Travelling down the east side of False Bay, through the happy town of Rooiels, past Pringle Bay, and around Cape Hangklip sits the little village of Betty’s Bay. Nudged between the waters of the Indian Ocean and the rugged mountains of the Kogelberg, this is one of the most beautiful corners of the Cape. At the same time, it is just sixty miles (as the crow flies) from die moederstad itself — Cape Town. In days long since past, Betty’s Bay and the surrounding area of the Overberg were the hiding places for runaway slaves, sailors deserting their vessels, and smugglers of every kind. The Overberg takes its name because it is over the Hottentots Holland mountains from Cape Town — just outside the immediate purview of the earnest authorities in that swarming port, the “tavern of the seas”.
While Betty’s Bay has a few feathers in its cap — among them the splendid gardens gifted by Harold Porter and now bearing his name — its most famous inhabitants are a well-dressed colony that has claimed Betty’s Bay as its own. Spheniscus demersus, better known as the African penguin, is spread all along the coast here as far north along the Atlantic as Namibia and as far east along the Indian Ocean as Algoa Bay. The largest colony is undoubtedly on Dyer Island in Gansbaai (the Bay of Geese), but since the 1980s the African penguin has begun to make his home not only on more isolated coastal islands, but also on the mainland itself, at Boulders Beach on the Cape Peninsula and here at Betty’s Bay in the Overberg.
The move to the mainland has been made possible by the decline of the natural predators who previously stalked the land. That said, leopard attacks on the Betty’s Bay colony are not unknown. The closeness of Boulders Beach to Cape Town — it is just outside Simon’s Town — has made it a major destination for tourists eager to see the African penguin. Much of Boulders is now part of the national park that encompasses much of the Cape Peninsula, but, just outside of the park’s jurisdiction, it is still possible to bath among the penguins, who are generally quite friendly and allow humans to approach within three or four feet before deciding they prefer otherwise.
Among the amusing traits of the dinner-jacketed inhabitants is the way they hop along from rock to rock, often pausing first to consider carefully which rock is worthy of hopping to.

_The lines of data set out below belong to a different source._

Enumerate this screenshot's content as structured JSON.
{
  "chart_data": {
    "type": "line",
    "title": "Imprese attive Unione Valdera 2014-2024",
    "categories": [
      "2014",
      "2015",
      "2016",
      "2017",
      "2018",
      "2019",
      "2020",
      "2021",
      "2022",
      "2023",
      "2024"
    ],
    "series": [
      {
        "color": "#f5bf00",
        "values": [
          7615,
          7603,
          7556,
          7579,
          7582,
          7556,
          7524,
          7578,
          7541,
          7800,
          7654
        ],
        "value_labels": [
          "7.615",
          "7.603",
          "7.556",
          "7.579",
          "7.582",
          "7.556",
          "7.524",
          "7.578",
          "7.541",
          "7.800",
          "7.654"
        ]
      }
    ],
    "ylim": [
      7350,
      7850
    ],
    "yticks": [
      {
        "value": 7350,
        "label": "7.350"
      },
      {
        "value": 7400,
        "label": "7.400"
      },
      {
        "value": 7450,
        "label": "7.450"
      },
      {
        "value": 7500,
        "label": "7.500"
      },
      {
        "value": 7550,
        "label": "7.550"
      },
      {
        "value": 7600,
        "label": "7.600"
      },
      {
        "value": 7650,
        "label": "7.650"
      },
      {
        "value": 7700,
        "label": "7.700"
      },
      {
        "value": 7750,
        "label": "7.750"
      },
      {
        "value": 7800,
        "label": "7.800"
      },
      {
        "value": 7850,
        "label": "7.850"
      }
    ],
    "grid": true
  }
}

The closest relatives of Spheniscus demersus are the Magellanic penguins breeding in Argentina, Chile, and the Falklands, as well as the Humboldt penguins of coastal Peru and Chile, and the penguins of the Galápagos Islands. The African penguin is generally between 26 and 28 inches tall, with a pattern of black spots on the chest that is unique to each individual penguin. Their distinctive black and white colour is a particularly advantageous form of aquatic camouflage. Their white underbelly makes the indistinguishable to their marine predators, while their black exterior matches the dark colour of the water for airborne & land-bound predators.
The penguin isn’t the only resident of Betty’s Bay, however. There also lives the dassie (Procavia capensis), a kind of hyrax native to the Cape and quite similar to the guinea pig. See him there, hiding in the rocks?
Like the penguin, the dassie is a charming creature. He minds his own business and has little care for human affairs, but often scuttles about in a somewhat hectic manner. Unlike the penguin, he is an expert rock climber.
Strangely, there is a belief widespread among the scientific community that dassies — yes, dassies — are the closest living relative of the elephant. More recent research, however, has led many to conclude that it is the Sirenian order (manatees & dugong) that are the closest extant relatives of that mighty beast.
When not napping or dining, dassies are fond of basking on the rocks, even on cloudy days that afford little sunshine.
And so farewell to Betty’s Bay, that most beautiful corner of the Cape; farewell until next time, at least.
Delightful photos, Andrew. Are they all yours?
I expect we will toast you tonight at our postponed Fisher gathering. Cheers.
Indeed, I took these photos about a fortnight or so ago.
Many hearty Easter greetings to all my Fisher friends!
Terrific photos, Andrew, of an obviously magical place. Lucky you!
That last creature looks annoyed. Did he attack?
No Andrew, No,no no. False Bay is still the Atlantic, the true divide between the two oceans is Cape Agulhas another hundred miles or so to the East.
At least you have not succumbed to the canard on an international airline’s web site: that Cape Point is where the Atlantic and Pacific Oceans meet….
False Bay is still the Atlantic only according to scientists; the same people who tell us Pluto isn’t a planet.
Traditionally, Cape Point is the dividing line between the Indian & the Atlantic, and this is a traditional blog, not a scientific one.